Paleoglacial records from Kavron Valley, NE Turkey: Field and cosmogenic exposure dating evidence

Abstract

Kavron Valley lies in the Kaçkar Mountain range of northeastern Anatolia and is a north–south-oriented, typically U-shaped glacial valley consisting of a main and three tributary valleys. The Quaternary units that outcrop in this valley have been mapped and 22 samples have been processed for surface exposure dating using cosmogenic ¹⁰Be. According to the ¹⁰Be ages, the advance of the Kavron Paleoglacier began at least 26.0±1.2 kyr ago, with the Last Glacial Maximum (LGM) advance continuing until 18.3±0.9 kyr. After this time the Kavron Paleoglacier receded, although the magnitude of this recession is still unknown. Subsequent to this retreat, the glacier most probably separated into three smaller glaciers that were restricted to the tributary valleys (Ifrit, Derebaşı and Mezovit Paleoglaciers). The main valley was definitely ice-free by 15.5±0.7 kyr ago, with the Mezovit Paleoglacier completing its recession around 15.5±0.6 kyr. A Late Glacial advance took place around 13.0±0.8 to 11.5±0.8 kyr, and Little Ice Age moraines appear to be absent.
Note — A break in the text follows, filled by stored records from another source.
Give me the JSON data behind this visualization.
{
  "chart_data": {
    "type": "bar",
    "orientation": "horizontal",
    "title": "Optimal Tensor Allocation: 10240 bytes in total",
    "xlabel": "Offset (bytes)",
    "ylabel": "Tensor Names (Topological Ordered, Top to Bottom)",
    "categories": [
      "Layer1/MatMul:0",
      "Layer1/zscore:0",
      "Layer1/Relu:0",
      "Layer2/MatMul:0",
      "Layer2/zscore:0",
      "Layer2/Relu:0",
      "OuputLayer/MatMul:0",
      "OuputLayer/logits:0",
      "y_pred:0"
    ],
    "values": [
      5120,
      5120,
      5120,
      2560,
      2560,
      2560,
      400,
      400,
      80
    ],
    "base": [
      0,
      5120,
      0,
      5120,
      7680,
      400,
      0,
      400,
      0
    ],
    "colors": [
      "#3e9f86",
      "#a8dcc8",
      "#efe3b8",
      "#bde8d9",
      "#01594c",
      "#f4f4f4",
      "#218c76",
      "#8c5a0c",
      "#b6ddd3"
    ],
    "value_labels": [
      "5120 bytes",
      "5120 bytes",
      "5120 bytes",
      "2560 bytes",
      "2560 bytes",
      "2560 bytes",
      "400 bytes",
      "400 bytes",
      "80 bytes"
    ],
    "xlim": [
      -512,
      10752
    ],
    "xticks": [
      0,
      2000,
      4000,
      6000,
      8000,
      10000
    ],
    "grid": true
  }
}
Our results from the Kavron Valley system seem to be consistent with the LGM paleoclimate record of Anatolia, which has been delineated by data gathered from lowlands and lakes, the deposition of red clay layers in the northwestern Black Sea and the deposition of Heinrich 1 layers in the North Atlantic.

Introduction

Paleoglacial research on the last glacial cycle bound by the Last Interglacial and the Holocene depends directly on an understanding of the complexities of actual atmospheric circulation patterns and their variability. This simple observation holds especially true for Anatolia, which is situated in the Eastern Mediterranean Region between 36°–42°N and 26°–45°E. Anatolia is extremely sensitive to even minor changes in the influence of each system resulting in precipitation changes. As glaciers react sensitively to changes in temperature, moisture and radiation balance, their changes in mass balance provide a geological record and so constitute a direct geoarchive of climate change. Glacial deposits are located in the Black Sea, the Taurus and Eastern Anatolian Mountains, Uludağ and on isolated extinct volcanic cones in the interior, such as Mount Erciyes, Süphan and Ararat (Çiner, 2004; Akçar and Schlüchter, 2005 and references therein).

The Last Glacial Maximum (LGM) is the period, when the most recent glacial cycle was at its peak with maximum global ice volume during Marine Isotope Stage 2 (MIS2) (Martinson et al., 1987). This glaciation is extensively mapped and referred to as Wisconsinian, Weichselian or Wurmian, depending on the location of studies in North America, northern Europe or the Alps. Respectively, the first observations on the presence of glaciers and glacial deposits in the Eastern Black Sea Mountains were made in the 1840s, although scientific studies did not begin until the 20th century with their description and mapping. However, these early reports rely mostly on general observations and theoretical assumptions rather than on direct field data (Kayan, 1999; Akçar and Schlüchter, 2005 and references therein). Due to the lack of detailed mapping and dating in paleoglaciation studies in Turkey, the timing of the LGM still remains open there. The determination of the positions of the jet streams and jet maxima during glaciations (especially during the LGM) is crucial in order to understand the transport of moisture during cold periods in the Eastern Mediterranean Region. This can be done by identifying the amplitude and frequency of paleoglacier advances in Anatolia, and can be done by the mapping of geometry and the dating of prior ice bodies. This study has taken the Quaternary units of the Kavron Valley in the Eastern Black Sea Mountains (Fig. 1), mapping them in detail and using cosmogenic ¹⁰Be for the surface exposure dating of 22 granitic samples, (1) to produce the first dating of the Quaternary paleoglaciations from Turkey, (2) to establish the chronology of the Quaternary paleoglaciations and (3) to deduce implications on the Quaternary paleoclimate of Anatolia and on the paleo-atmospheric circulation patterns.